A practical rule is to follow local institutional protocol when BSA is used for dosing or formal reporting. Comparison output is still useful for quality checks and cross-reference discussions.
How BSA and BMI differ
BSA and BMI answer different questions. BSA estimates body surface area and is often used to scale physiological or dosing variables. BMI estimates weight relative to height and is used as a broad screening metric for weight-status context. One is not a replacement for the other.
This calculator shows BMI as a supporting line because many users interpret BSA alongside general anthropometric context. A normal BMI does not imply one exact BSA, and similar BSA can occur across different body compositions. Always interpret each metric for its intended purpose.
When making health decisions, combine metrics with laboratory data, clinical history, and provider guidance instead of relying on a single anthropometric index.
Unit handling and conversion reliability
Inputs can be entered in metric or US units, then normalized internally. Metric mode accepts kg and cm directly. US mode uses pounds plus feet/inches and converts to metric for formula computation. Output is then displayed in m2, ft2, and in2 for readability.
Unit mistakes are a common source of bad calculator output. If results look implausible, verify entry units first. For example, entering pounds as kilograms can dramatically inflate BSA estimates.
Use one consistent system per calculation session, and recheck height formatting in US mode when feet and inches are entered separately.
Clinical context and safe interpretation
In clinical practice, BSA may support standardized comparisons, but protocol details still matter. Medication dosing often includes guardrails beyond BSA, such as organ function, toxicity thresholds, and treatment intent. Therefore, BSA should be seen as one input within a broader decision system.
At very low or very high body sizes, formula divergence and physiologic variability can increase uncertainty. This is one reason protocol-based care and clinician oversight remain essential when BSA affects treatment decisions.

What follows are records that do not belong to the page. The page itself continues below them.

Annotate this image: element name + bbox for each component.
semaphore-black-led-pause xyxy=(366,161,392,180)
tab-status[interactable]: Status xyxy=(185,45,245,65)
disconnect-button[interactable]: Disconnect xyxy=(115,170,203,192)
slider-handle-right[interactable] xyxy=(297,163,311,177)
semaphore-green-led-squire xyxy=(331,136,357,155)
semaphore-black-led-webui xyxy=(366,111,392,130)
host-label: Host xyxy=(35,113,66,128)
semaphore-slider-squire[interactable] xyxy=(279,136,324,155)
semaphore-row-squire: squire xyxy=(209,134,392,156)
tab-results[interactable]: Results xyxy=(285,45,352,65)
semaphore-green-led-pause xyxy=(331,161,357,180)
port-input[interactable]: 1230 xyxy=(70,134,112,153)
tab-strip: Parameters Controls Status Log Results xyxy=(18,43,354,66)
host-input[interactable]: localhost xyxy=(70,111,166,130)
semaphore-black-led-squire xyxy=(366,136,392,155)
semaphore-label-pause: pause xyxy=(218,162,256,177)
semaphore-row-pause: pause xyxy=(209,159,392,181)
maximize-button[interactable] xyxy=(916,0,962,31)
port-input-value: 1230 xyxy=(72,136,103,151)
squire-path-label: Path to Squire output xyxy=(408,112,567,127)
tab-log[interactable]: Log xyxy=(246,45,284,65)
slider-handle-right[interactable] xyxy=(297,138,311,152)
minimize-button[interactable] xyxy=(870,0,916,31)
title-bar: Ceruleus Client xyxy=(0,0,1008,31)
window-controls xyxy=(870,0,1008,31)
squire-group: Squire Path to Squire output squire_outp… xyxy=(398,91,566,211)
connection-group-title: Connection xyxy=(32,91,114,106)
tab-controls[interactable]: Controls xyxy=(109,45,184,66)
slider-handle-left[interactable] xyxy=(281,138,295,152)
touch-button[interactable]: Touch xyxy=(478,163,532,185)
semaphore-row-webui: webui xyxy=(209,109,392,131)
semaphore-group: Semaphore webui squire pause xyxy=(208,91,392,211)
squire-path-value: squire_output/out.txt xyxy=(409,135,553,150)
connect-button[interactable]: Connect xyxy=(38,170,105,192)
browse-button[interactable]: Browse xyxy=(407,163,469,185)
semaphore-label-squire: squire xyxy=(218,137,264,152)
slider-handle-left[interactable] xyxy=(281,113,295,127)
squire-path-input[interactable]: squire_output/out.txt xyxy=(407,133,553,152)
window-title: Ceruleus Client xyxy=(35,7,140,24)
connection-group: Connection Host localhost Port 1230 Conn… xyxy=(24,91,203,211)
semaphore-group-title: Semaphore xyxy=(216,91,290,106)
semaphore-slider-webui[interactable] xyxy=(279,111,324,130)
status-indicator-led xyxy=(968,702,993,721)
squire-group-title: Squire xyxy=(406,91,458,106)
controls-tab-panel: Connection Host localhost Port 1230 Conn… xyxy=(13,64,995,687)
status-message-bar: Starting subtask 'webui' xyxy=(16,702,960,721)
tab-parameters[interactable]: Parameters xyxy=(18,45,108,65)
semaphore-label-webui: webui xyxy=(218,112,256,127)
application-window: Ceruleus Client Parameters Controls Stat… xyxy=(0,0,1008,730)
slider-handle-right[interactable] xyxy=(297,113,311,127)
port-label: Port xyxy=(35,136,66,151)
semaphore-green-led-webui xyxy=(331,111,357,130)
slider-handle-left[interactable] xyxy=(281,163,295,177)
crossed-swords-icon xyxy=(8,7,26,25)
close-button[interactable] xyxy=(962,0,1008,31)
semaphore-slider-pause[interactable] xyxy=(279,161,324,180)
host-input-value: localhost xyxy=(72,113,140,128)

Use this calculator for education, planning discussions, and cross-checking. Do not use it as a standalone treatment tool.
How to use this calculator in practice
Step 1: choose unit system and enter height/weight carefully. Step 2: review the formula table and note spread across equations. Step 3: if one specific formula is required by your workflow, prioritize that row. Step 4: use BMI line as supporting context only. Step 5: when medical action depends on BSA, confirm with professional protocol.
For routine tracking, stay consistent with one formula to reduce noise over time. Switching formulas between visits can mimic false change.
If the table shows unusually wide spread, double-check entries and ensure measurements are current. Then discuss the most appropriate equation for your setting.
Practical notes
Protocol alignment
When BSA is used in care pathways, follow the formula specified by the relevant protocol.
Consistency rule
Track with one formula across timepoints to avoid artificial trend shifts.
Data quality
Accurate height and weight inputs matter more than equation complexity in many routine scenarios.
Limitations
- BSA is an estimate, not direct measurement.
- Formula outputs may differ, especially at body-size extremes.
- Not a substitute for clinician-guided dosing decisions.
- BMI line is contextual and not a full health diagnosis.
FAQ
Which BSA formula should I use?
Use the formula required by your institution or workflow. Mosteller is often used for quick estimation, but protocol requirements vary.
Why are my formula results not identical?
Each formula uses different coefficients and assumptions, so small differences are expected.
Is BSA better than BMI?
They serve different purposes; BSA is for surface-area scaling, BMI is for weight-status screening context.
Can I use this for medication dosing by myself?
No. Medication dosing should follow professional protocols and clinician supervision.